Perhaps I had gone too long without meditating on my oaths. I believed myself at peace with the rengiri—other than Kyrundar, perhaps—but was traveling and doing my duty alone truly striving together ? I’d assumed it was enough to be together in spirit. I doubted Sajen would agree with that interpretation, so I didn’t voice it.

Sajen hummed approval. “ We are to protect the people in cooperation. You and I fulfill our vows in aiding each other. I will deal with Grivolen and investigate these attackers until you return. Agreed?”

Everything in me wanted to argue. Yet my mind was too slowed by weariness to find a coherent counterpoint. Nor did a compelling reason to reject Sajen’s offer appear to me.

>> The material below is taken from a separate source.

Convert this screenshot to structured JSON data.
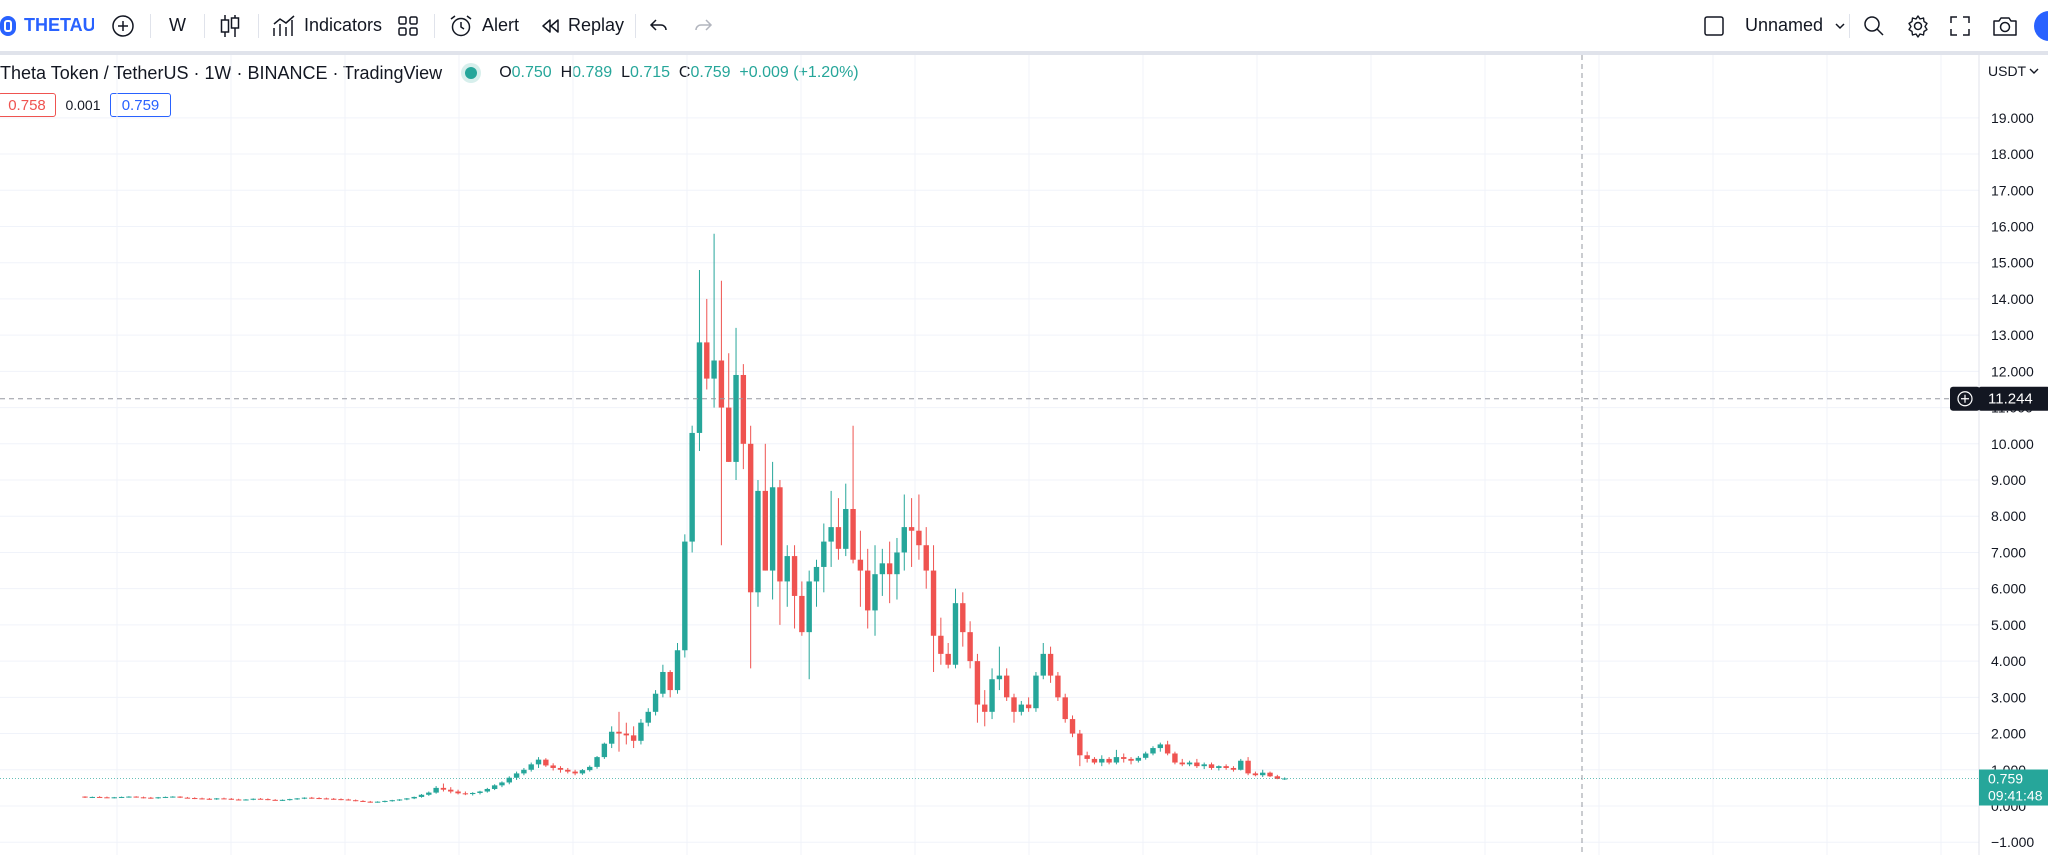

I sighed. “All right. Thank you. But keep the investigation quiet—I don’t want to cause a panic when I have no evidence. And the new magistrate might have told me to give up the investigation. I don’t want him to accuse the Order of harassment or undermining his authority.”

“Why do you love to complicate things, Zee? All right. You have my word, but in return, you must make me a promise.”

“What?” I scarcely breathed as I awaited his demands.

“Seek unity, peace, and togetherness with Kyrundar as you travel together. Ask Iskyr to help you. I believe you will find you have misjudged him.”

As if. Still, to deny his request would be rude at best, a denial of my vows at worst. “I promise to do my best to follow your advice.”